Il romanzo è bello e  direi interessante, molto elegante e curata la scrittura. Non lo definirei un capolavoro e non mi si sono accese lampadine di passione leggendolo, ma mi è piaciuto molto.

Racconta una storia penso ormai nota, grazie al film: Severine, una giovane signora della società bene parigina, sposata con un giovane chirurgo in carriera, si rende oscuramente conto della mancanza di qualcosa nella propria vita: ama il marito profondamente, e teneramente, ma senza passione. Non sa dare un nome alle pulsioni oscure che la attraversano, anche perchè la stretta educazione cattolica e la società maschilista che tiene le proprie signore protette e su un piedistallo non le permette di arrivare a capire appieno i bisogni del proprio corpo. Un giorno per caso apprende da un’amica un pettegolezzo molto osè: una signora del loro ceto, che desidera pagarsi molti vizi costosi, ottiene del denaro in più frequentando una casa di appuntamenti. Severine dà seguito ai propri oscuri desideri di depravazione cominciando a frequentare ella stessa il bordello, non per motivi venali, ma per trovare sollievo ai propri impulsi carnali. Tutto il romanzo è giocato sull’ambiguità e sulla contraddizione di questa sua doppia vita: più Severine si rasserena saziando la sua morbosità, più sente di amare profondamente il marito.
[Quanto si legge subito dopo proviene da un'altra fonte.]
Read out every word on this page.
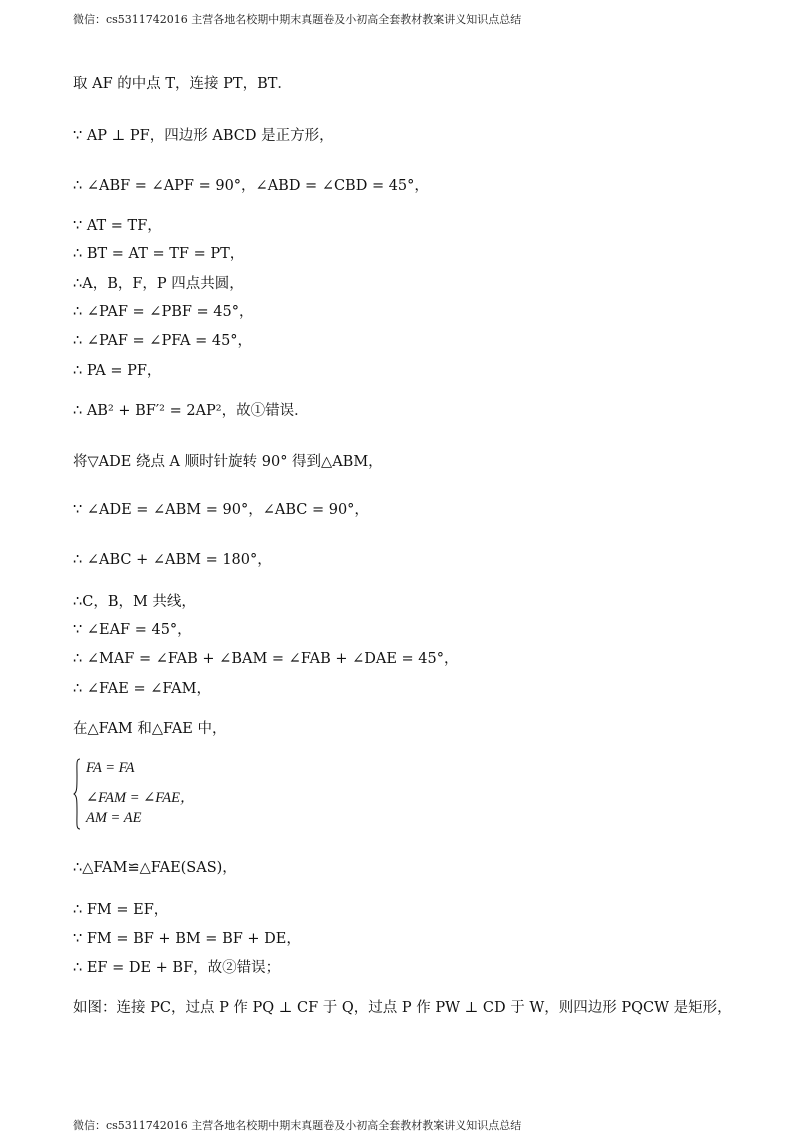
微信：cs5311742016 主营各地名校期中期末真题卷及小初高全套教材教案讲义知识点总结
取 AF 的中点 T，连接 PT，BT．
∵ AP ⊥ PF，四边形 ABCD 是正方形，
∴ ∠ABF = ∠APF = 90°，∠ABD = ∠CBD = 45°，
∵ AT = TF，
∴ BT = AT = TF = PT，
∴A，B，F，P 四点共圆，
∴ ∠PAF = ∠PBF = 45°，
∴ ∠PAF = ∠PFA = 45°，
∴ PA = PF，
∴ AB² + BF′² = 2AP²，故①错误．
将▽ADE 绕点 A 顺时针旋转 90° 得到△ABM，
∵ ∠ADE = ∠ABM = 90°，∠ABC = 90°，
∴ ∠ABC + ∠ABM = 180°，
∴C，B，M 共线，
∵ ∠EAF = 45°，
∴ ∠MAF = ∠FAB + ∠BAM = ∠FAB + ∠DAE = 45°，
∴ ∠FAE = ∠FAM，
在△FAM 和△FAE 中，
FA = FA
∠FAM = ∠FAE，
AM = AE
∴△FAM≌△FAE(SAS)，
∴ FM = EF，
∵ FM = BF + BM = BF + DE，
∴ EF = DE + BF，故②错误；
如图：连接 PC，过点 P 作 PQ ⊥ CF 于 Q，过点 P 作 PW ⊥ CD 于 W，则四边形 PQCW 是矩形，
微信：cs5311742016 主营各地名校期中期末真题卷及小初高全套教材教案讲义知识点总结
Poichè, come specifica Kessel nell’introduzione, il vero dramma non è tradire una persona che si è amata perchè non la si ama più. E’ tradire pur amandola, è il terribile tormento del divorzio tra il cuore e la carne, tra un vero, immenso e tenero amore e l’implacabile esigenza dei sensi.

E’ un libro che fu tacciato di contenuti sordidi e pornografici, ovviamente per l’epoca, particolari che adesso fanno quasi sorridere. L’ho trovato anche abbastanza attuale, non datato; ha come difetto, per me, di essere a volte troppo cerebrale nelle varie elucubrazioni mentali della protagonista. Ma è scritto veramente bene.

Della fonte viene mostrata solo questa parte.